I do quite a bit of this also.


----------



## Goran (Dec 12, 2012)

fido94 @ Tue Dec 11 said:


> Are there folks out there providing orchestration and (realistic) mockup services? If so, please speak up :D
> 
> The end product I'm looking for is really the mockup.
> 
> Thanks.



Hi fido & Greg,

you can check my demo page here:

http://www.digital-orchestra-production.com/en/demos/index.html

The demo-examples are classical orchestra literature (have the merit of demonstrating most of one's skill), but I do all styles, and hybrid productions as well. I provide both orchestration and sample-based orchestra production.

Best,

Goran


----------



## Blake Ewing (Dec 13, 2012)

I do mock-ups and 'synthestration' (orchestrating your sketch and programming) as well.


----------



## Gabriel Oliveira (Dec 18, 2012)

http://www.youtube.com/watch?v=l3f3gVcJw44


----------



## Casey Edwards (Dec 18, 2012)

I've also done this before (both ways). MIDI -> score and score -> Mockup. A lot of people here are pretty savvy with this workflow I'd say.


----------



## Greg (Dec 18, 2012)

I'm actually looking for someone to help orchestrate some melodic ideas into modern compositions for a feature score. There is a good budget so you will be compensated, please pm me if you're interested in this collaboration!


----------



## germancomponist (Dec 18, 2012)

Greg @ Tue Dec 18 said:


> I'm actually looking for someone to help orchestrate some melodic ideas into modern compositions for a feature score.
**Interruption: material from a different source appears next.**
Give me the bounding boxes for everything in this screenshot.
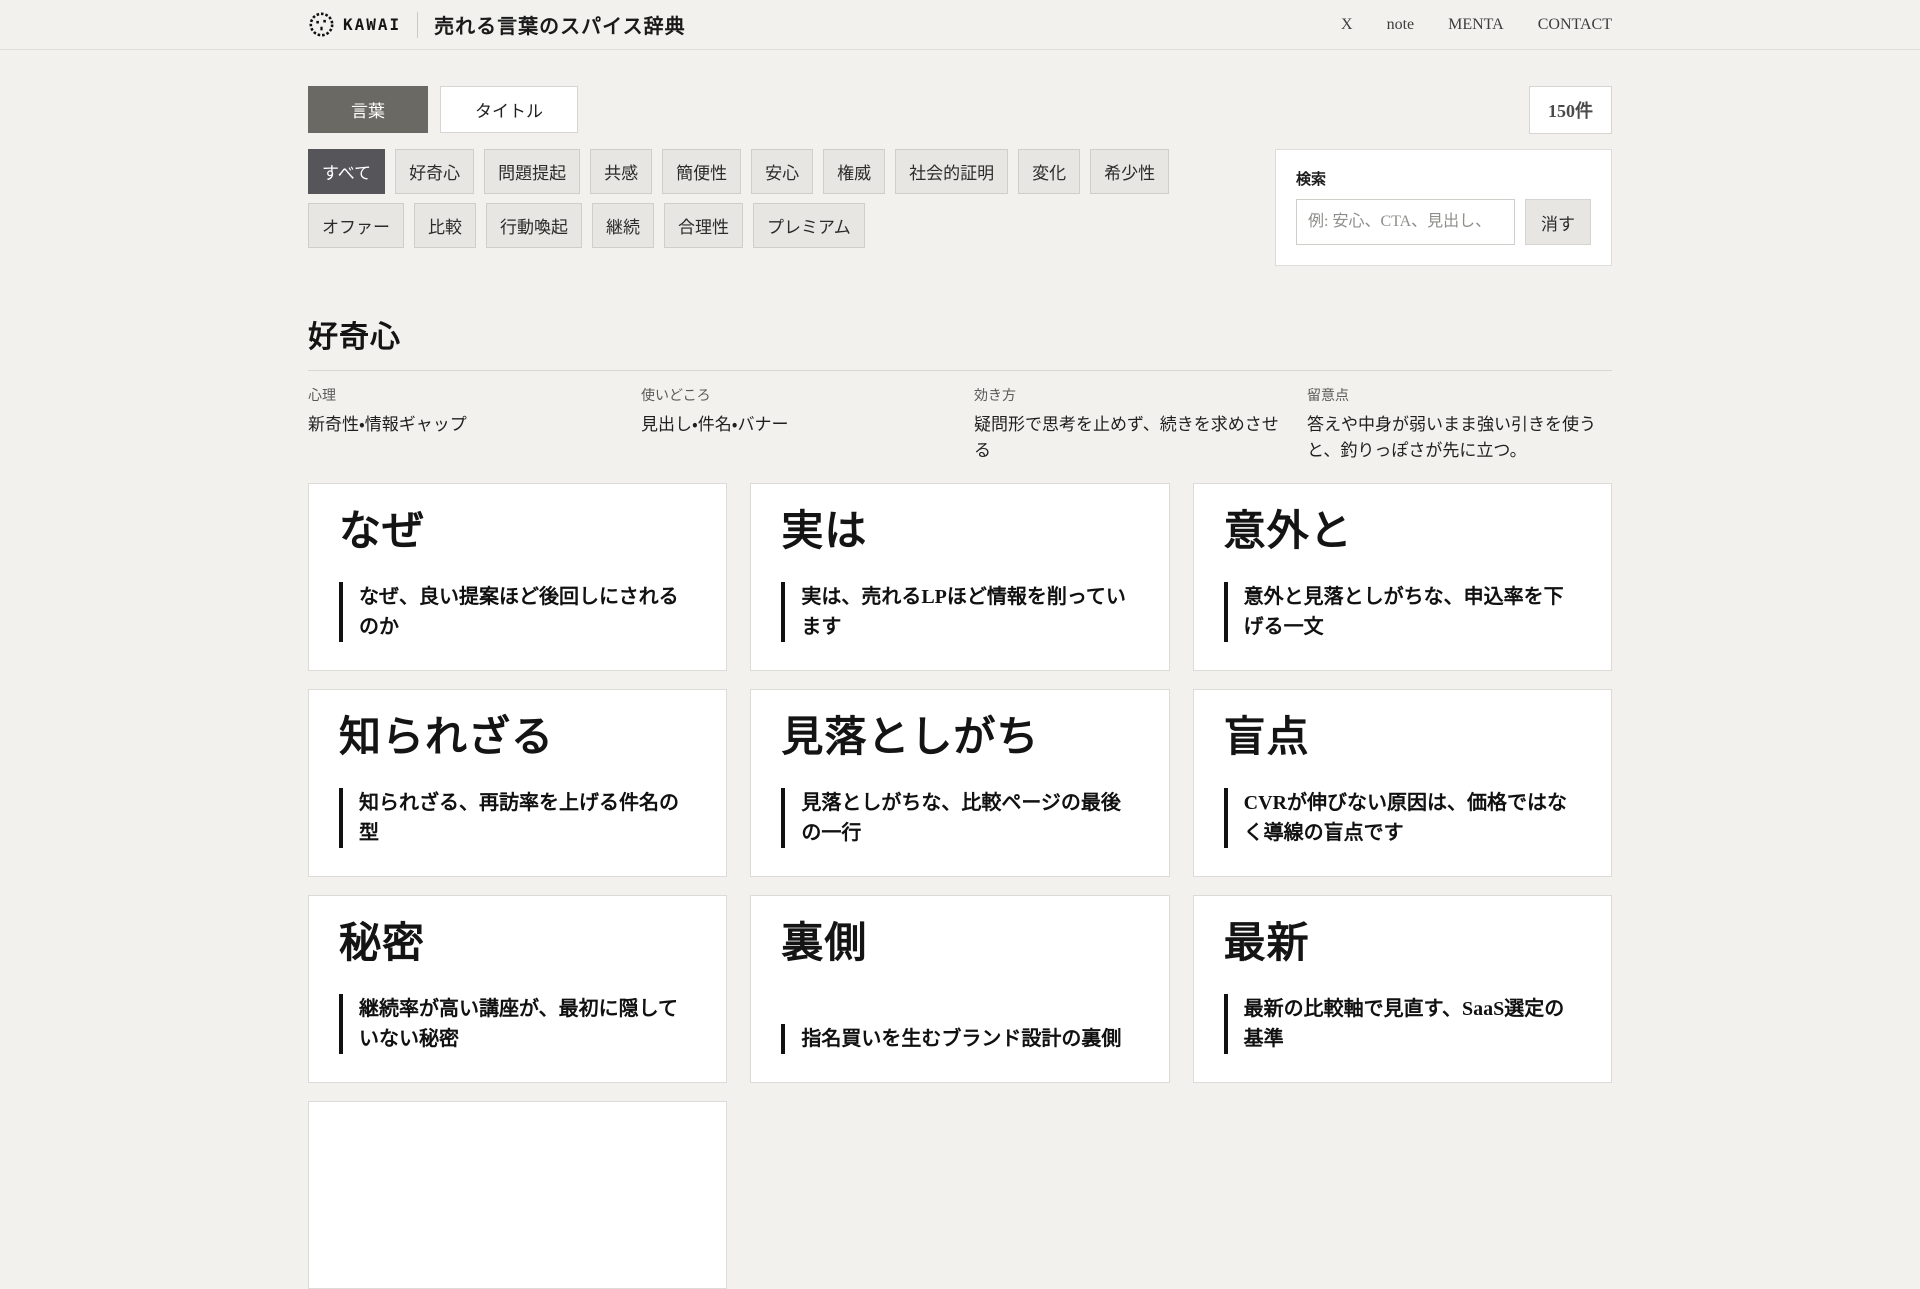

There is a good budget so you will be compensated, please pm me if you're interested in this collaboration!



pm me more details... . I am a very special ghost!


----------



## sstern (Dec 20, 2012)

I can do a realistic mockups. Here are my compositions from recent movies I scored:

http://soundcloud.com/sergeistern/sets/film-music-60/

Regards,
Sergei Stern


----------